For a spherical mirror if u = Distance of object from pole, v = distance of image from pole, f = Focal length, R = Radius of curvature, O = Size of object, I = size of image

(1) Mirror formula : \[\frac{1}{f}=\frac{1}{v}+\frac{1}{u}\]

(2) Lateral magnification : When an object is placed perpendicular to the principle axis, then linear magnification is called lateral or transverse magnification.

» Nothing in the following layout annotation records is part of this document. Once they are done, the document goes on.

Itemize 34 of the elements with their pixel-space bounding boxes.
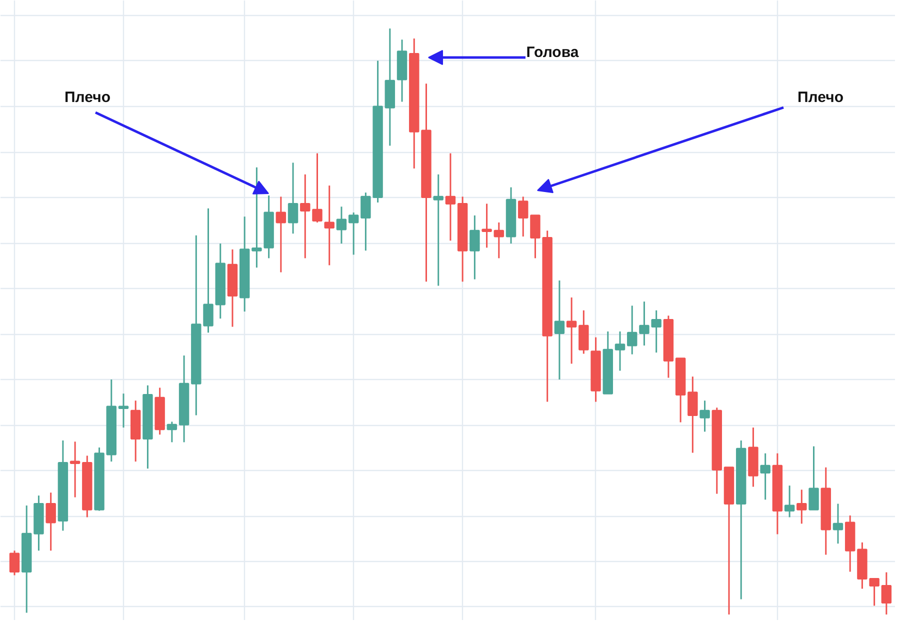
candlestick	[482, 202, 492, 248]
candlestick	[276, 196, 286, 274]
candlestick	[760, 452, 770, 500]
candlestick	[324, 184, 334, 266]
candlestick	[46, 492, 56, 552]
annotation: Голова	[526, 44, 580, 61]
candlestick	[614, 330, 626, 372]
candlestick	[494, 222, 504, 259]
candlestick	[518, 196, 528, 238]
candlestick	[252, 166, 262, 268]
annotation: Плечо	[64, 89, 110, 106]
candlestick	[166, 420, 178, 443]
candlestick	[433, 174, 444, 287]
candlestick	[808, 446, 819, 510]
candlestick	[796, 488, 807, 524]
candlestick	[470, 214, 480, 280]
candlestick	[881, 572, 892, 616]
candlestick	[312, 152, 322, 224]
candlestick	[832, 502, 844, 544]
candlestick	[348, 212, 359, 256]
candlestick	[445, 152, 456, 242]
annotation: Плечо	[798, 89, 844, 106]
candlestick	[688, 376, 698, 454]
candlestick	[566, 296, 577, 364]
candlestick	[554, 280, 565, 380]
candlestick	[118, 392, 129, 428]
candlestick	[70, 440, 80, 498]
candlestick	[784, 484, 795, 518]
candlestick	[9, 550, 20, 576]
candlestick	[627, 304, 638, 356]
candlestick	[300, 174, 310, 259]
candlestick	[288, 162, 298, 234]
candlestick	[700, 400, 710, 432]
candlestick	[336, 206, 347, 244]
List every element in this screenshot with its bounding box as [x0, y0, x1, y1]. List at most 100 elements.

\[m=\frac{I}{O}=-\frac{v}{u}=\frac{f}{f-u}=\frac{f-v}{f}\]

(* Always use sign convention while solving the problems)

Axial magnification : When object lies along the principle axis then its axial magnification \[m=\frac{I}{O}=\frac{-({{v}_{2}}-{{v}_{1}})}{({{u}_{2}}-{{u}_{1}})}\]

If object is small; \[m=-\frac{dv}{du}={{\left( \frac{v}{u} \right)}^{2}}\] \[={{\left( \frac{f}{f-u} \right)}^{2}}={{\left( \frac{f-v}{f} \right)}^{2}}\]

Areal magnification : If a 2D-object is placed with it's plane perpendicular to principle axis. It's Areal magnification

\[{{m}_{s}}=\frac{\text{Area}\,\text{of}\,\text{image}\,({{A}_{i}})}{\text{Area}\,\text{of}\,\text{object}\,({{A}_{o}})}\]\[\Rightarrow \,\,\,{{m}_{s}}={{m}^{2}}=\frac{{{A}_{i}}}{{{A}_{o}}}\]